Impossible de répondre. Il serait bien présomptueux de dire aujourd’hui qui laissera une trace dans 30 ou 40 ans, mais il y a déjà des maîtres ou des petits maîtres en activité chez les plus jeunes. Quentin Tarantino poursuit une œuvre assez remarquable imprégnée d’une cinéphilie et de références qui lui permettent de signer des films à la fois modernes et riches d’un siècle de cinéma. Après des débuts flamboyants, les deux derniers films de Paul Thomas Anderson m’ont semblé fléchir, mais Magnolia fut l’un des grands films des années 90. Wes Anderson, coqueluche des médias branchés qui boudèrent ses premiers films pourtant excellents, est un cinéaste sensible et passionnant. Idem pour le trop méconnu Jonathan Levine dont les films – All the Boys Love Mandy Lane, Wackness, 50/50 et Warm Bodies – sont de petites merveilles. Quant aux comédies produites, écrites ou réalisées par Judd Apatow et sa bande – Will Ferrell, Ben Stiller, Steve Carell, Seth Rogen… – , bon nombre d’entre elles sont déjà des classiques ou le deviendront. À mes yeux, Funny People et 40 ans : mode d’emploi d’Apatow sont du niveau du meilleur Billy Wilder ou Blake Edwards…
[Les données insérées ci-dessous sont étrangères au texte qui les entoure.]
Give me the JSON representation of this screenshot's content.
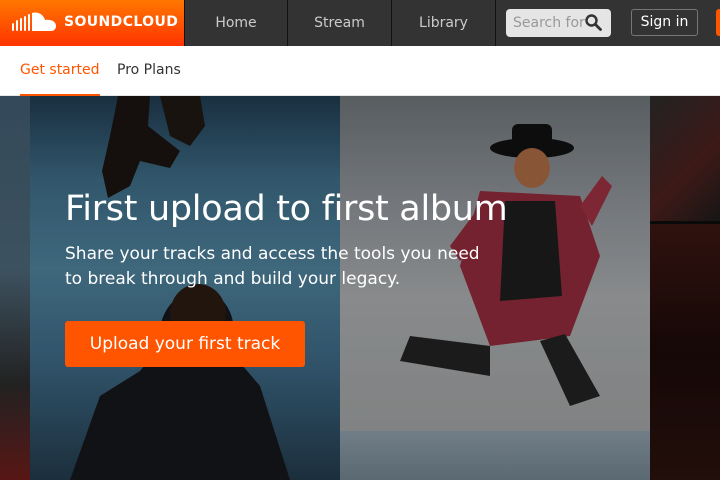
{
  "header": {
    "logo_text": "SOUNDCLOUD",
    "nav": [
      {
        "label": "Home"
      },
      {
        "label": "Stream"
      },
      {
        "label": "Library"
      }
    ],
    "search_placeholder": "Search for",
    "signin_label": "Sign in"
  },
  "subnav": {
    "tabs": [
      {
        "label": "Get started",
        "active": true
      },
      {
        "label": "Pro Plans",
        "active": false
      }
    ]
  },
  "hero": {
    "title": "First upload to first album",
    "subtitle": "Share your tracks and access the tools you need to break through and build your legacy.",
    "cta_label": "Upload your first track"
  },
  "colors": {
    "brand_orange": "#ff5500",
    "header_bg": "#333333"
  },
  "icons": [
    "soundcloud-logo-icon",
    "search-icon"
  ]
}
En 2009, vous écriviez à propos des séries télévisées : » Si le prêt-à-penser les considéra longtemps comme des programmes de bas-étage reflétant l’hégémonie culturelle US, il convient désormais de les louer, en particulier lorsqu’elles prônent la défense de la démocratie américaine par la torture (24 heures), la consommation et l’hédonisme (Sex and the City) ou la justice expéditive rendue par un tueur en série (Dexter) « . Qu’en est-il en 2015 ?
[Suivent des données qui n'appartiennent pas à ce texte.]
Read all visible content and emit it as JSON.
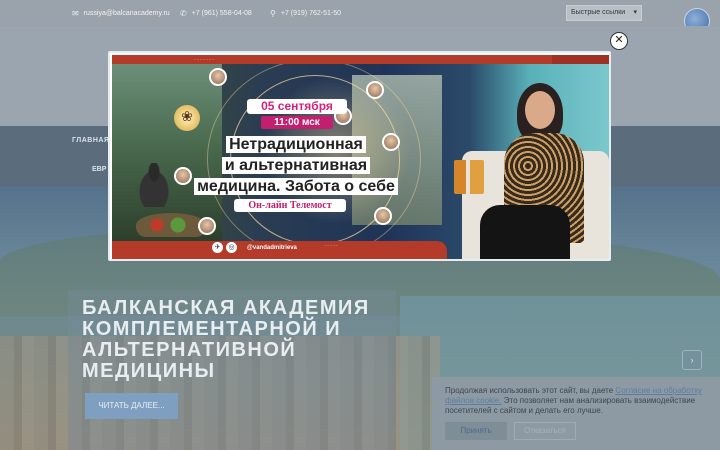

Je dois préciser que j’ai dévoré toutes les saisons de 24 Heures avec un vrai plaisir malgré les répétitions et les invraisemblances. De même, j’ai vu l’intégrale de Sex and the City, série sympathique et intéressante. Quant à Dexter, la vision d’un seul épisode m’en a détourné à jamais. Je ne méprise pas la production télévisuelle actuelle, en particulier américaine, car depuis près de vingt ans s’y développent des créations plus originales, puissantes, intelligentes et audacieuses que dans l’essentiel de la production cinématographique. Guère surprenant dès lors de voir des cinéastes comme David Fincher, Michael Mann ou Martin Scorsese investir à leur tour le genre. Il est désormais convenu de dire que Les Soprano ou Sur écoute – à laquelle ont collaboré des écrivains américains de talent comme Dennis Lehane, George Pelecanos ou Richard Price – sont de grandes œuvres d’art. Ce que je brocardais en 2009 était l’émergence d’un certain snobisme, chez les médias qui sont les arbitres des élégances, consistant à aduler une forme de culture populaire longtemps méprisée ou ignorée. Or, des productions des années 50, 60 ou 70 témoignaient déjà de grandes qualités : Les Envahisseurs, Les Mystères de l’Ouest, Amicalement vôtre ou ce chef-d’œuvre qu’est Chapeau melon et bottes de cuir. Quant à 2015, l’aventure continue. Games of Thrones est épatant et j’attends avec impatience les deuxièmes saisons de True Detective et de Fargo.
Propos recueillis par Alexandre Parant.